The only clue you give us as to how you were feeling or thinking during the divine barrage, if I may so term it, is in ch.40. There, God requires you to speak. It is almost like a parent MAKING the kid answer the question when the kid really doesn't want to talk. "Anyone who argues with God must respond" (40:2). That is what God says. And so you have to respond. I bet you didn't want to answer at all, did you Job? You don't like it when people pull rank on you and force you to do something, do you? But that is what happened. God pulled rank and made you answer. So you said, "See, I am of small account; what shall I answer you? I lay my hand on my mouth. I have spoken once, and I will not answer; twice but will proceed no further" (40:4-5).

Now aren't these words of yours fraught with double meanings, Job? On the one hand it looks like you are not just playing humble pie but that you are partially or fully undone. You cleverly use that phrase to "lay my hand on my mouth," that looks really similar to the phrase used in 29:9 and 21:5 to describe an abashed, a fearful or even a terrified response. Wow. If this is the way to read your words here, it is as if you are saying that you are well on the way to being overwhelmed and discomfited. But then, there are those words in v.5, where you said that you have already said what you have to say and that you will not speak again. Is that an act of further defiance, Job?

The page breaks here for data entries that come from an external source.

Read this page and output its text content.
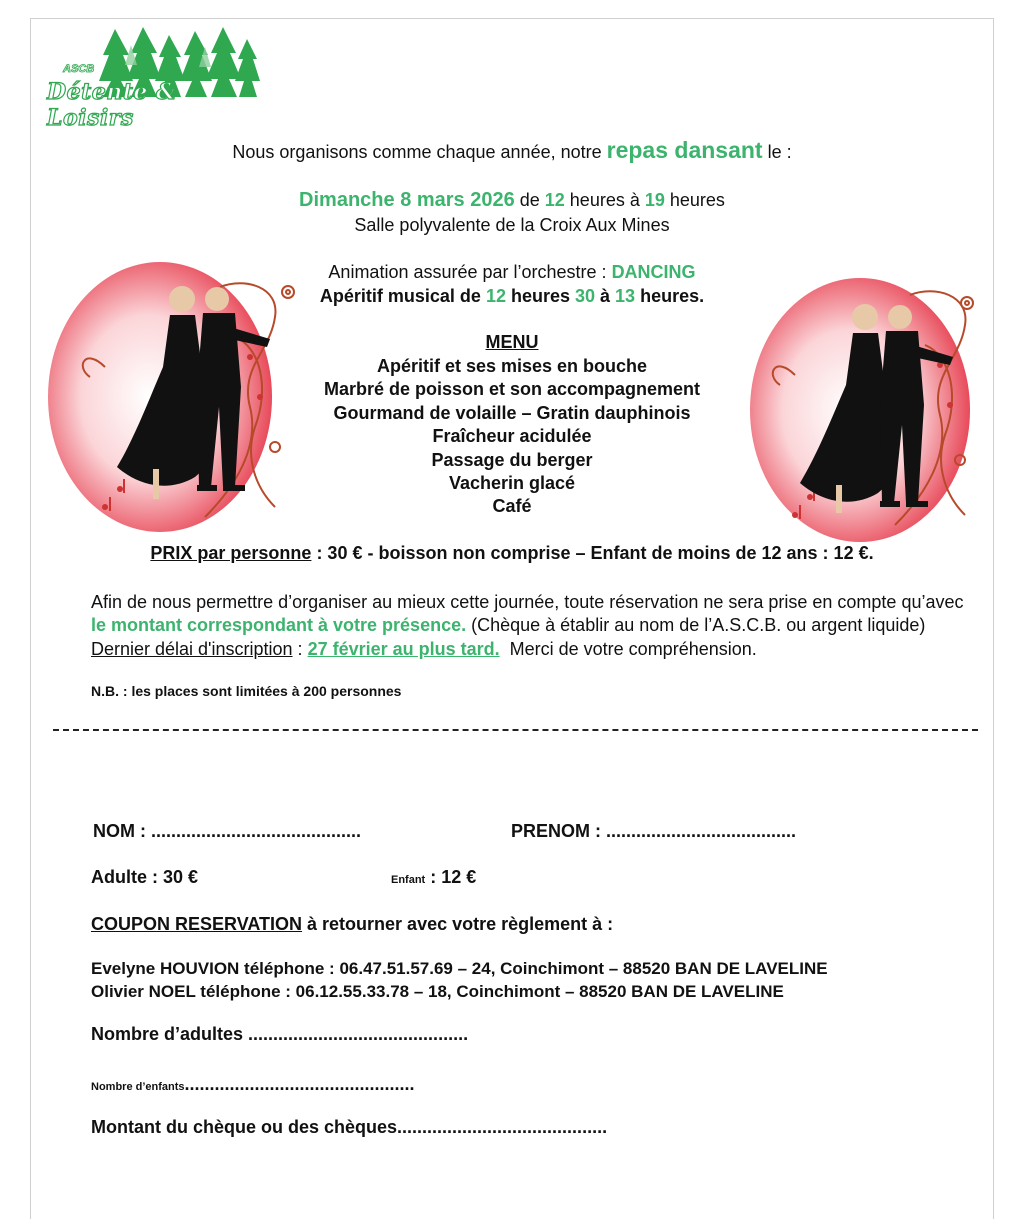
ASCB
Détente & Loisirs
Nous organisons comme chaque année, notre repas dansant le :
Dimanche 8 mars 2026 de 12 heures à 19 heures
Salle polyvalente de la Croix Aux Mines
Animation assurée par l’orchestre : DANCING
Apéritif musical de 12 heures 30 à 13 heures.
MENU
Apéritif et ses mises en bouche
Marbré de poisson et son accompagnement
Gourmand de volaille – Gratin dauphinois
Fraîcheur acidulée
Passage du berger
Vacherin glacé
Café
PRIX par personne : 30 € - boisson non comprise – Enfant de moins de 12 ans : 12 €.
Afin de nous permettre d’organiser au mieux cette journée, toute réservation ne sera prise en compte qu’avec le montant correspondant à votre présence. (Chèque à établir au nom de l’A.S.C.B. ou argent liquide)
Dernier délai d'inscription : 27 février au plus tard.  Merci de votre compréhension.
N.B. : les places sont limitées à 200 personnes
NOM : ..........................................	PRENOM : ......................................
Adulte : 30 €	Enfant : 12 €
COUPON RESERVATION à retourner avec votre règlement à :
Evelyne HOUVION téléphone : 06.47.51.57.69 – 24, Coinchimont – 88520 BAN DE LAVELINE
Olivier NOEL téléphone : 06.12.55.33.78 – 18, Coinchimont – 88520 BAN DE LAVELINE
Nombre d’adultes ............................................
Nombre d’enfants..............................................
Montant du chèque ou des chèques..........................................
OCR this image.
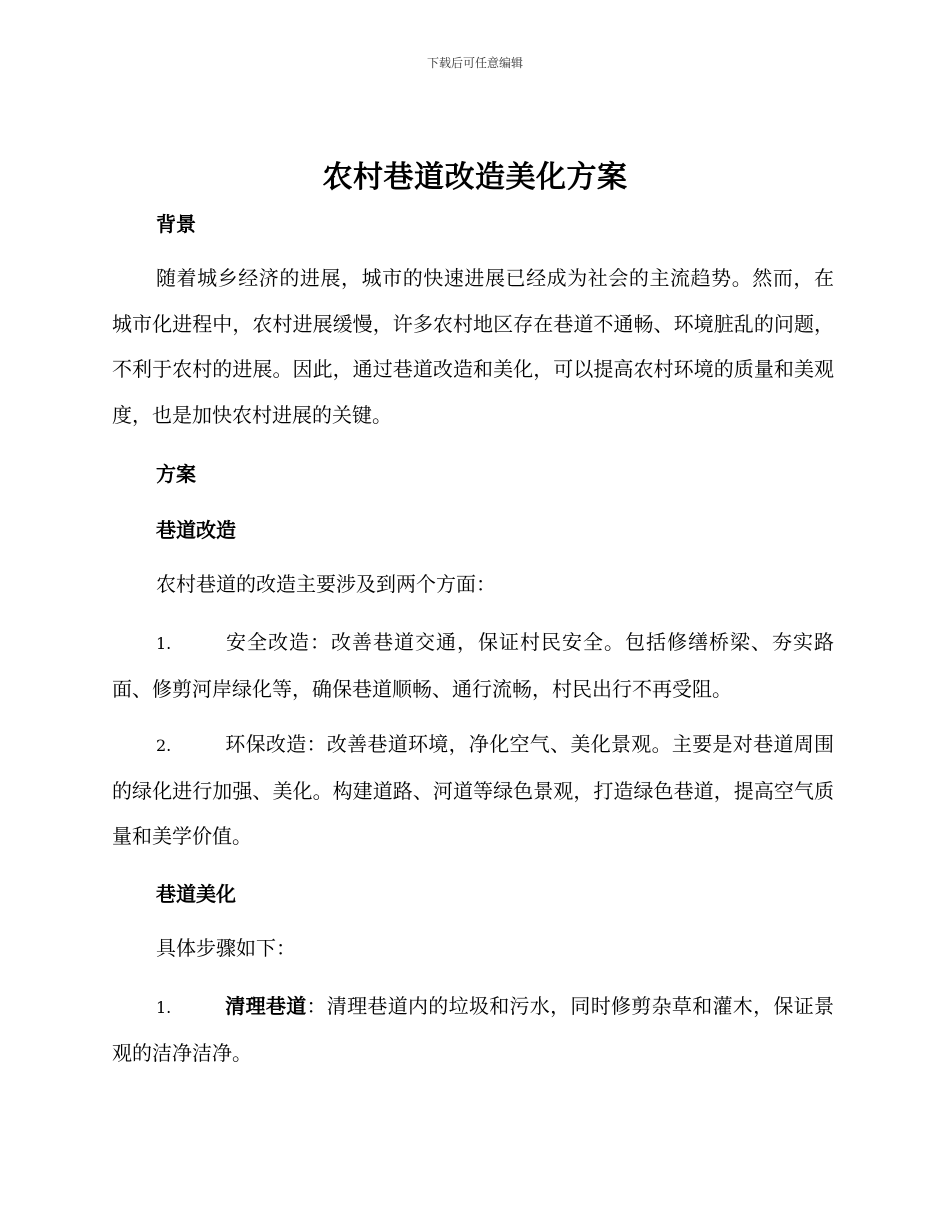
下载后可任意编辑
农村巷道改造美化方案
背景
随着城乡经济的进展，城市的快速进展已经成为社会的主流趋势。然而，在城市化进程中，农村进展缓慢，许多农村地区存在巷道不通畅、环境脏乱的问题，不利于农村的进展。因此，通过巷道改造和美化，可以提高农村环境的质量和美观度，也是加快农村进展的关键。
方案
巷道改造
农村巷道的改造主要涉及到两个方面：
1.	安全改造：改善巷道交通，保证村民安全。包括修缮桥梁、夯实路面、修剪河岸绿化等，确保巷道顺畅、通行流畅，村民出行不再受阻。
2.	环保改造：改善巷道环境，净化空气、美化景观。主要是对巷道周围的绿化进行加强、美化。构建道路、河道等绿色景观，打造绿色巷道，提高空气质量和美学价值。
巷道美化
具体步骤如下：
1.	清理巷道：清理巷道内的垃圾和污水，同时修剪杂草和灌木，保证景观的洁净洁净。
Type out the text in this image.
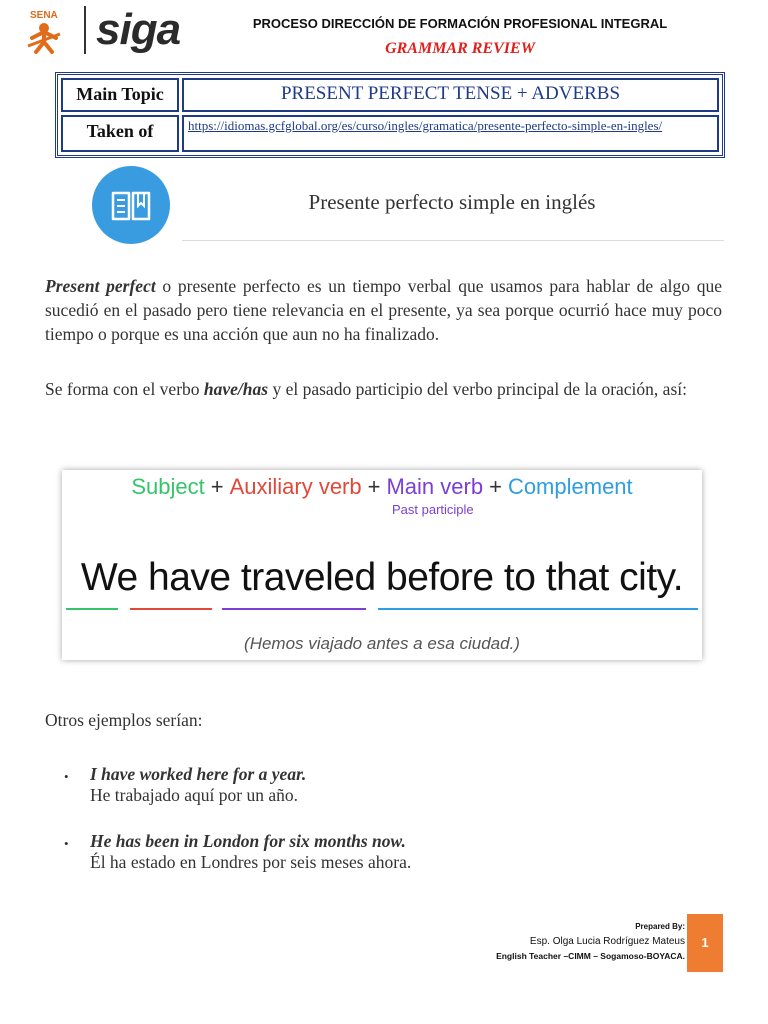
SENA siga	PROCESO DIRECCIÓN DE FORMACIÓN PROFESIONAL INTEGRAL
GRAMMAR REVIEW
Main Topic	PRESENT PERFECT TENSE + ADVERBS
Taken of	https://idiomas.gcfglobal.org/es/curso/ingles/gramatica/presente-perfecto-simple-en-ingles/
Presente perfecto simple en inglés
Present perfect o presente perfecto es un tiempo verbal que usamos para hablar de algo que sucedió en el pasado pero tiene relevancia en el presente, ya sea porque ocurrió hace muy poco tiempo o porque es una acción que aun no ha finalizado.
Se forma con el verbo have/has y el pasado participio del verbo principal de la oración, así:
Subject + Auxiliary verb + Main verb + Complement
Past participle
We have traveled before to that city.
(Hemos viajado antes a esa ciudad.)
Otros ejemplos serían:
• I have worked here for a year.
He trabajado aquí por un año.
• He has been in London for six months now.
Él ha estado en Londres por seis meses ahora.
Prepared By:
Esp. Olga Lucia Rodríguez Mateus
English Teacher –CIMM – Sogamoso-BOYACA.
1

If so, it would be sort of like an 'I have said my piece. I have made my case. You got to be big enough to deal with it God. If you are not, I am not going to say anything more. Indeed, in the state of mind I now am in, begin overwhelmed and all by you, I probably would end up saying something really dumb, something where my mouth convicts me as soon as I say it. Then, you, God, would only focus on the second thing I said, ignoring my beautiful case that I have crafted over 30 chapters, and then dismiss me because of some judicial technicality.' I bet that is how you were speaking at that point, Job. You were not fully submitting to God, yet, as he wanted you to submit. You gave mixed signals but God picked up on them and thought that you weren't quite submissive enough. So, he had to keep on the barrage.

Well, we are out of time AGAIN, but I want to pick up on this point when we return to talking again, Job. Thanks, again, for your time. You don't know what it means to me.